Michael Dayah, a web developer from Knoxville, Tennessee writes:

I decided to test this hypothesis with one of the decade-old e-mail accounts on this domain, which received about 300 messages a day. On January 22, I began following every unsubscribe link in these messages. And I’m not talking about legitimate newsletters like NewEgg or MarketWatch, I’m talking about ShamWow and Acai Berry opt-outs. Within just a few days, the spam volume reduced to only 80 messages a day.2

Finally, the Proceedings of IFIP Summer School on Risks & Challenges of the Network Society from 2004 contain a paper by Swedish researchers, who write:

In a second experiment we investigated if unsubscribing to spam emails generated new spam. In all 219 spam were investigated and 182 of them allowed the user to unsubscribe. By transporting the spam massages to a newly-configured e-mail account with a "clean" environment it was possible to investigate the impact of unsubscribing from spam. During a four-week period we did not receive a single spam in return.3

  1. http://web.archive.org/web/20140919123956/http://www.scientificameriken.com/spam1.asp

  2. http://web.archive.org/web/20140919125112/http://essays.dayah.com/spam-unsubscribe-not-harmful/

  3. Jacobsson, Andreas, and Bengt Carlsson. "Privacy and spam: Empirical studies of unsolicited commercial e-mail." In Proceedings of IFIP Summer School on Risks & Challenges of the Network Society. 2004.

  • 1
    Very good answer to a difficult question, thank you!
    – Sklivvz
    Commented Sep 19, 2014 at 13:27

The sites that you said addressed the myth might be working with spamming companies or be the spammers themselves. I don't know that much about spam, but it appears to not be the same as telling someone to take you off their mailing list when they call you.

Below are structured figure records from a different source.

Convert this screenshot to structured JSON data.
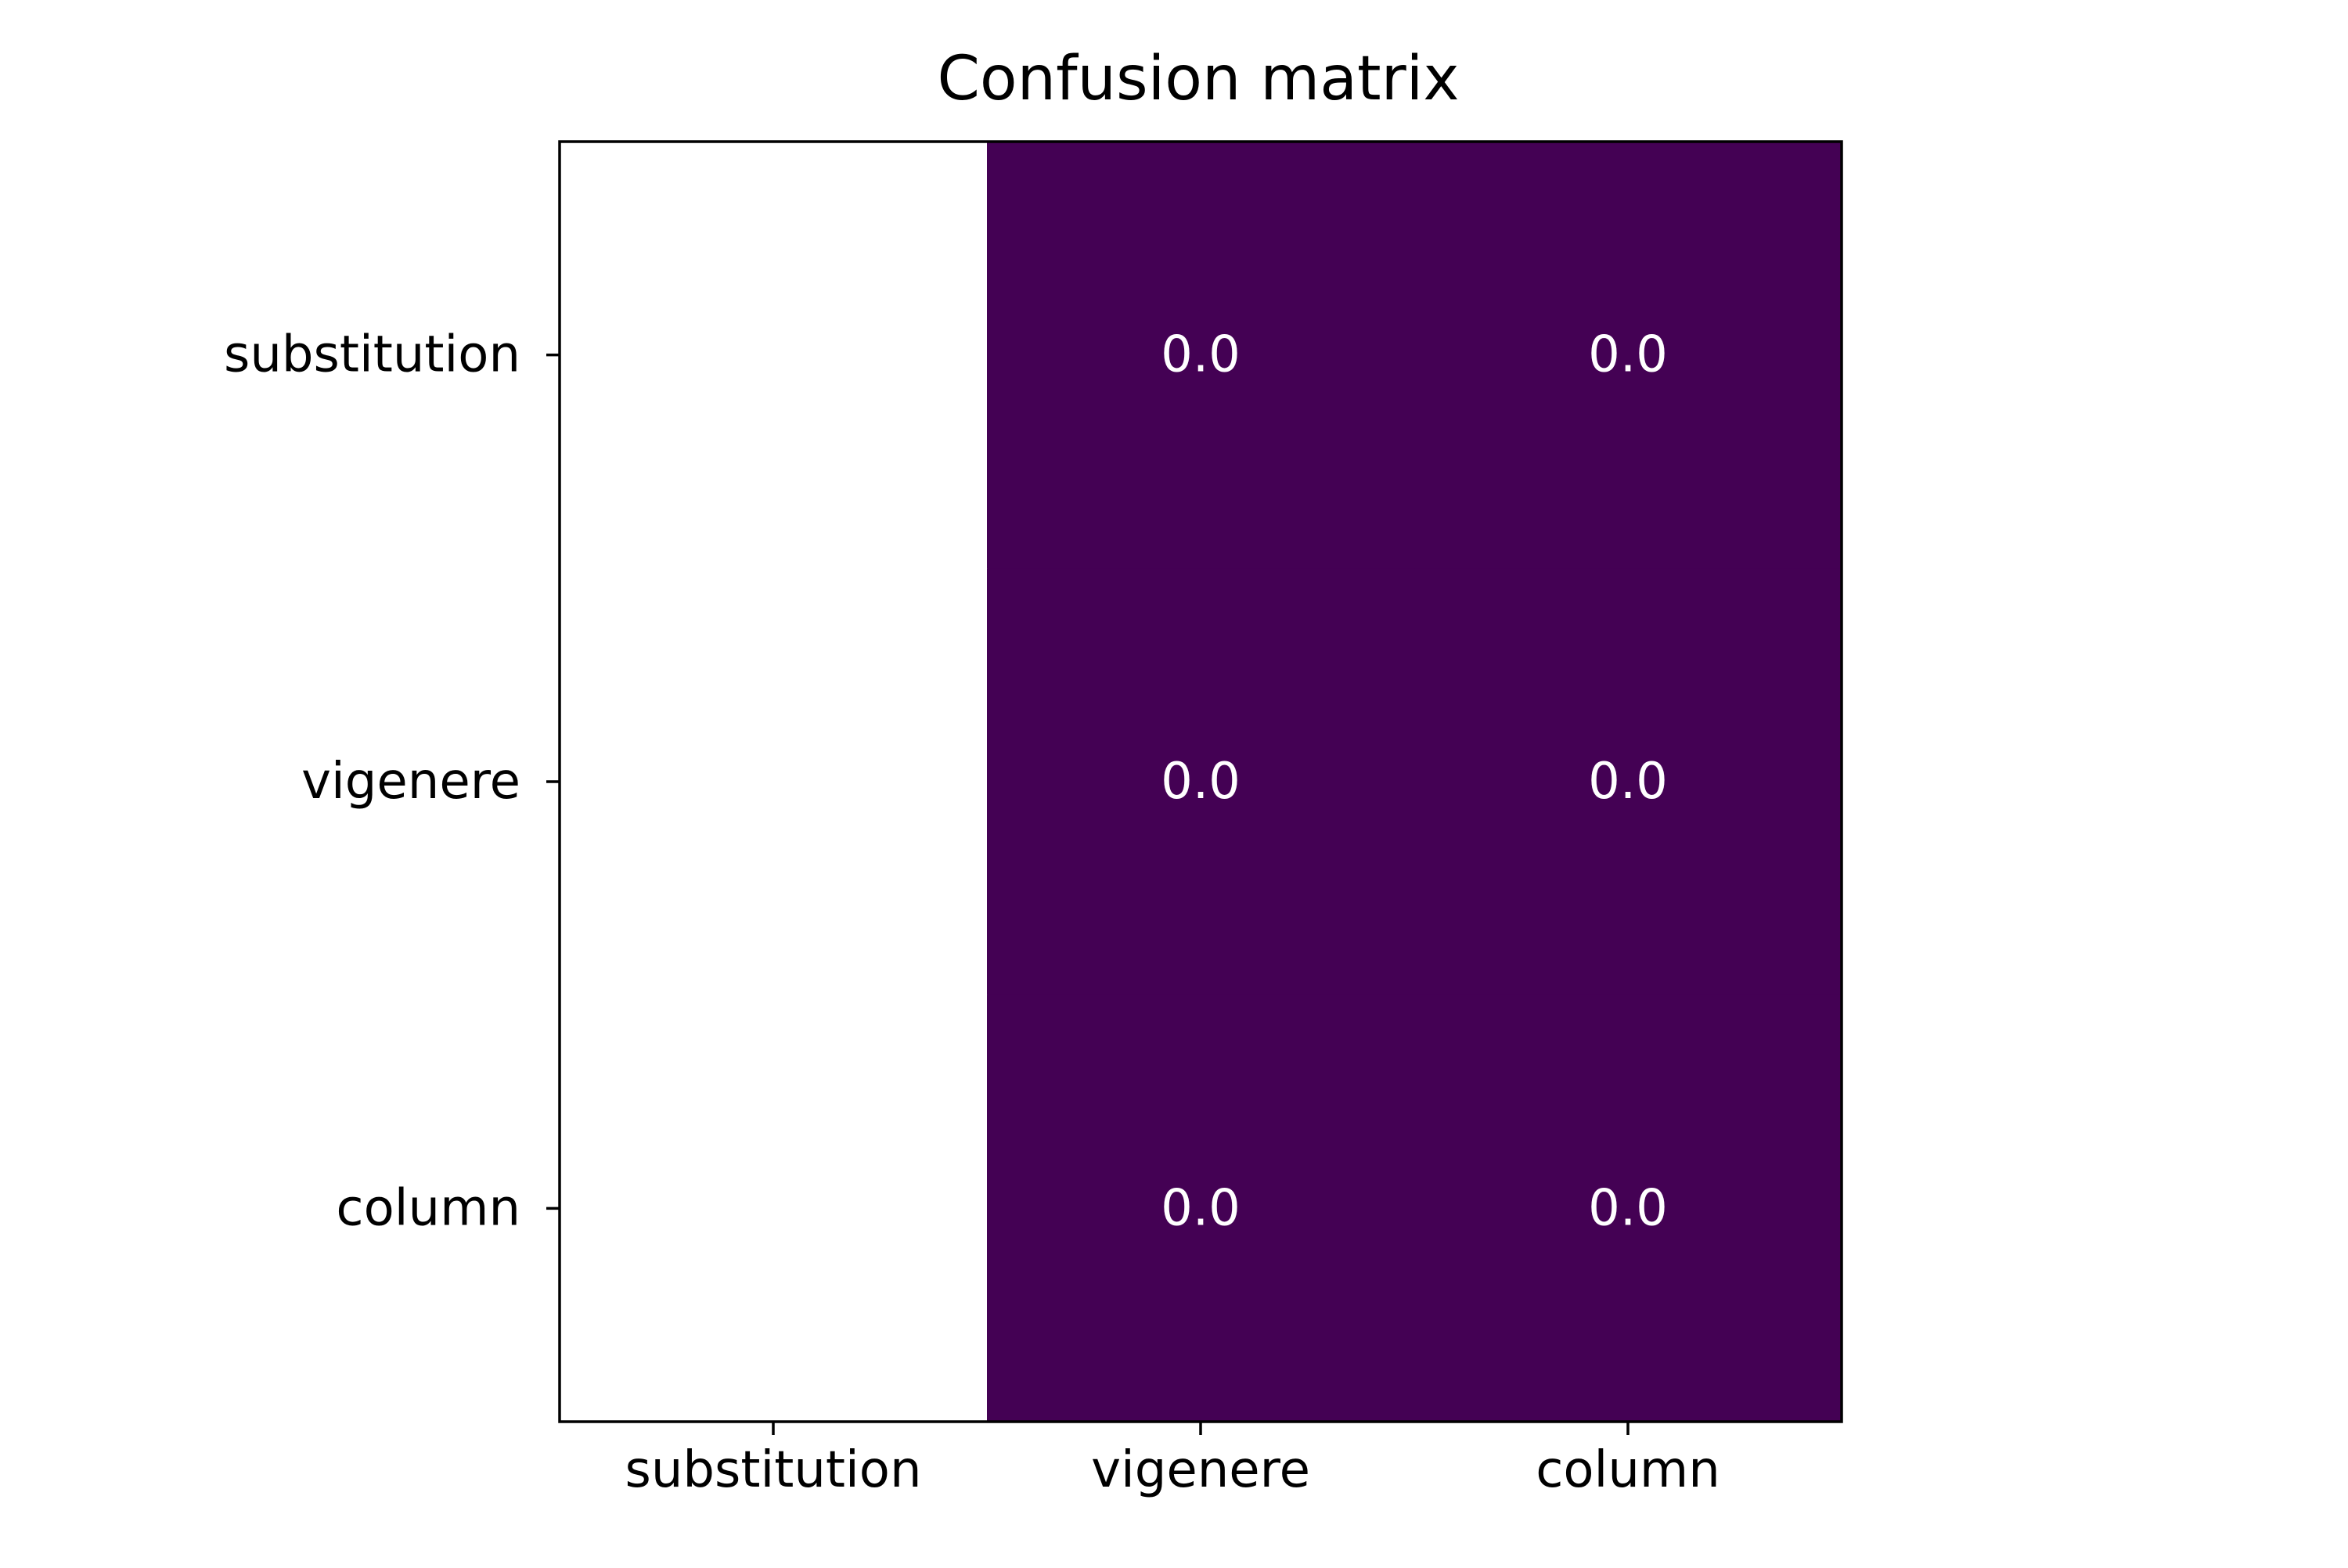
{
  "chart_data": {
    "type": "heatmap",
    "title": "Confusion matrix",
    "xlabel": "",
    "ylabel": "",
    "x_categories": [
      "substitution",
      "vigenere",
      "column"
    ],
    "y_categories": [
      "substitution",
      "vigenere",
      "column"
    ],
    "cells": [
      {
        "row": 0,
        "col": 0,
        "value": null,
        "label": "",
        "color": "#ffffff"
      },
      {
        "row": 0,
        "col": 1,
        "value": 0.0,
        "label": "0.0",
        "color": "#440154"
      },
      {
        "row": 0,
        "col": 2,
        "value": 0.0,
        "label": "0.0",
        "color": "#440154"
      },
      {
        "row": 1,
        "col": 0,
        "value": null,
        "label": "",
        "color": "#ffffff"
      },
      {
        "row": 1,
        "col": 1,
        "value": 0.0,
        "label": "0.0",
        "color": "#440154"
      },
      {
        "row": 1,
        "col": 2,
        "value": 0.0,
        "label": "0.0",
        "color": "#440154"
      },
      {
        "row": 2,
        "col": 0,
        "value": null,
        "label": "",
        "color": "#ffffff"
      },
      {
        "row": 2,
        "col": 1,
        "value": 0.0,
        "label": "0.0",
        "color": "#440154"
      },
      {
        "row": 2,
        "col": 2,
        "value": 0.0,
        "label": "0.0",
        "color": "#440154"
      }
    ],
    "colormap": "viridis",
    "cell_label_color": "#ffffff",
    "grid": false,
    "legend": "none"
  }
}
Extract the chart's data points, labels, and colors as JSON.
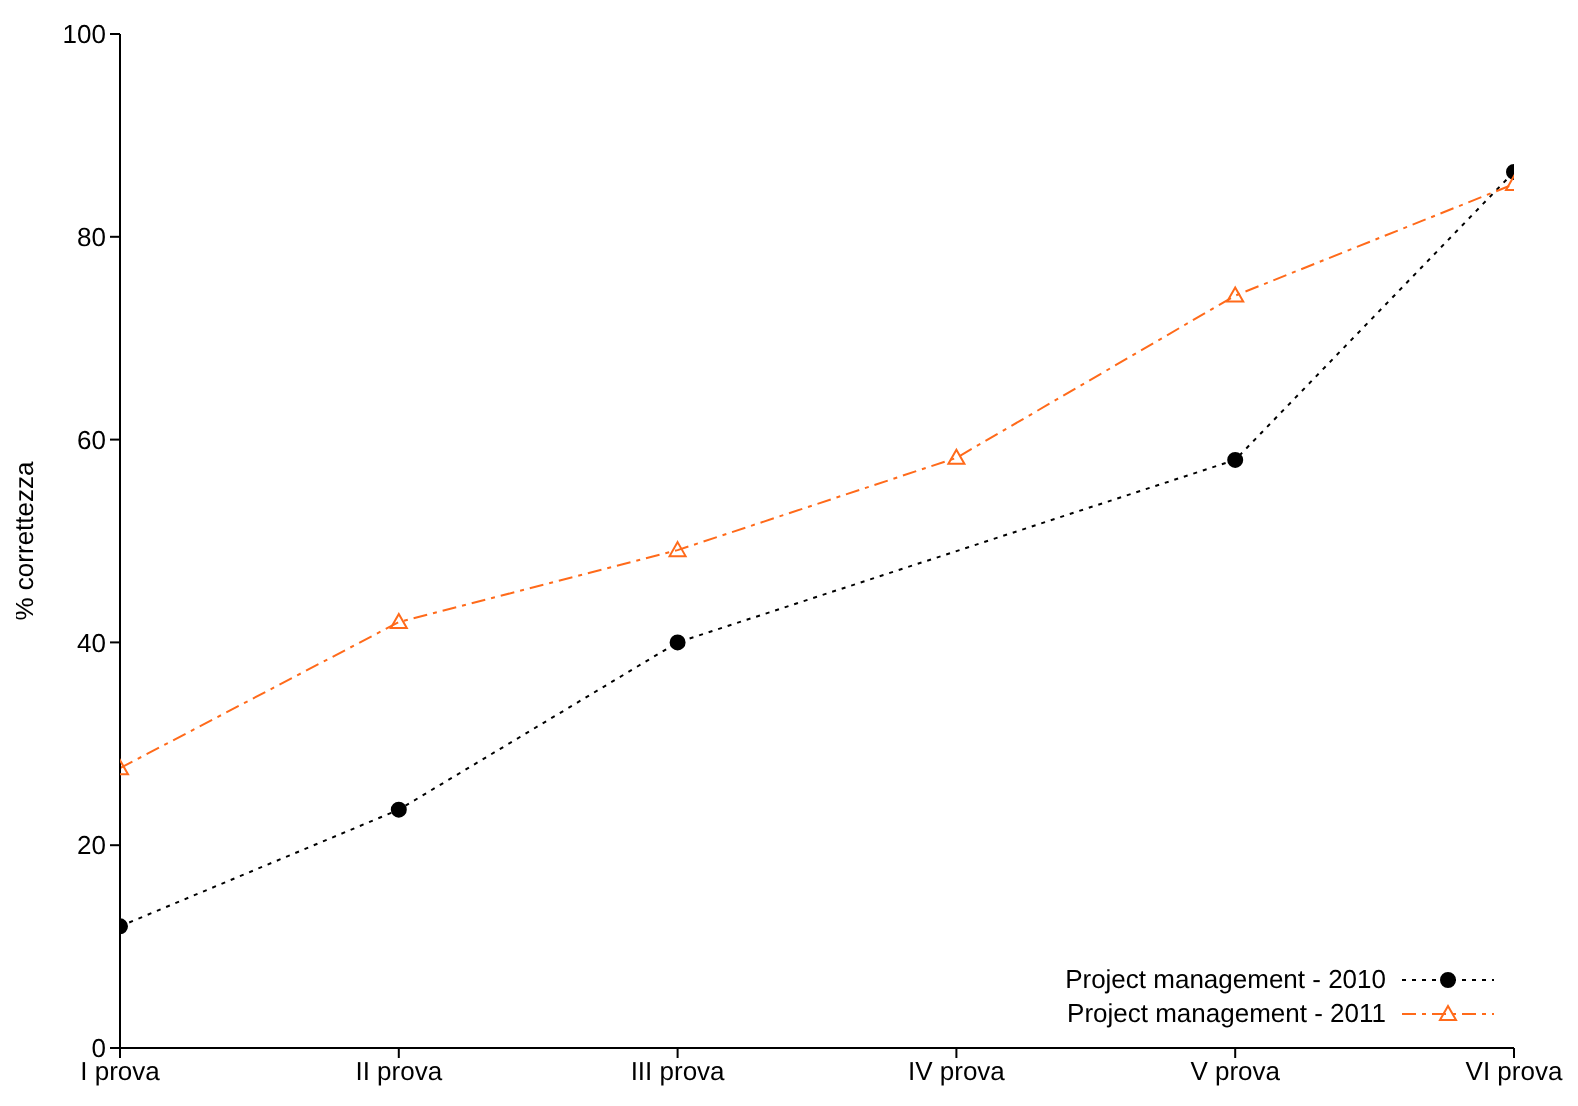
{
  "chart_data": {
    "type": "line",
    "ylabel": "% correttezza",
    "categories": [
      "I prova",
      "II prova",
      "III prova",
      "IV prova",
      "V prova",
      "VI prova"
    ],
    "ylim": [
      0,
      100
    ],
    "yticks": [
      0,
      20,
      40,
      60,
      80,
      100
    ],
    "grid": false,
    "legend": "bottom right",
    "series": [
      {
        "name": "Project management - 2010",
        "color": "#000000",
        "marker": "circle",
        "line_style": "dotted",
        "values": [
          12.0,
          23.5,
          40.0,
          null,
          58.0,
          86.4
        ]
      },
      {
        "name": "Project management - 2011",
        "color": "#ff6a1a",
        "marker": "triangle",
        "line_style": "dashed",
        "values": [
          27.6,
          42.0,
          49.1,
          58.2,
          74.2,
          85.2
        ]
      }
    ]
  }
}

Several other sites agree with the fact that you should not unsubscribe from spammers as it does the following-

The typical advice from anti-spam groups is to not even try to use their "unsubscribe" methods, since that confirms for the spammer that the address is not only good (thus: send it more spam!) but also that the recipient actually opens spams sent there (thus: send it even more spam!) http://www.spamprimer.com/spammers_wont_unsubscribe_you.html

Also, from this we can see that people have done other test for this.

This qoute outlines that clicking unsuscribe is the wrong course of action.

Before you answer, in most cases the spammers are just guessing at email addresses. Fill out the ‘unsubscribe” line, and the guesswork is over: they know they have a live one. Worse, said Maiffret: "In reality, that's usually an indicator to increase the level of things they send to you. We even see when you click unsubscribe, it'll take you to a website and the website will actually try and attack against your computer," he explained

Filipiak had to change his email address, as this reporter will also have to do. For this article, I clicked "unsubscribe" on two weeks’ worth of spams; more than 125 times. My daily spam average is on the rise, with no signs of slowing down. With spam accounting for an estimated 80 percent of all email traffic in the United States, the spammers don’t appear to be slowing down, either. The best option, experts said, is to choose the "Mark as Junk" option provided by some email providers. If that’s not an option, just hit "delete" and move on.

As for "Do spammers actually compile lists of "known deliverable email addresses"?" I couldn't find any info to support that, but from the volume of mail these people were sent other spammers were probably in on it.

I did however find numerous accounts of people's e-mails sending other people spam, which if they unsubscribe can give the spammers more accounts. I found this by googling "unsuscribing to spam gets you more spam"(the results were to many).

  • 2
    This answer seems to be a simple repetition of the claim.
    – Sklivvz
    Commented Jul 20, 2014 at 21:46
  • Only important part of the answer: "when you click unsubscribe, it'll take you to a website and the website will actually try and attack against your computer". A "successful attack" is likely worth a billion "known good" e-mail addresses, where "successful attack" could mean that you actually install their toolbar, or answer their survey, or view their ads, etc.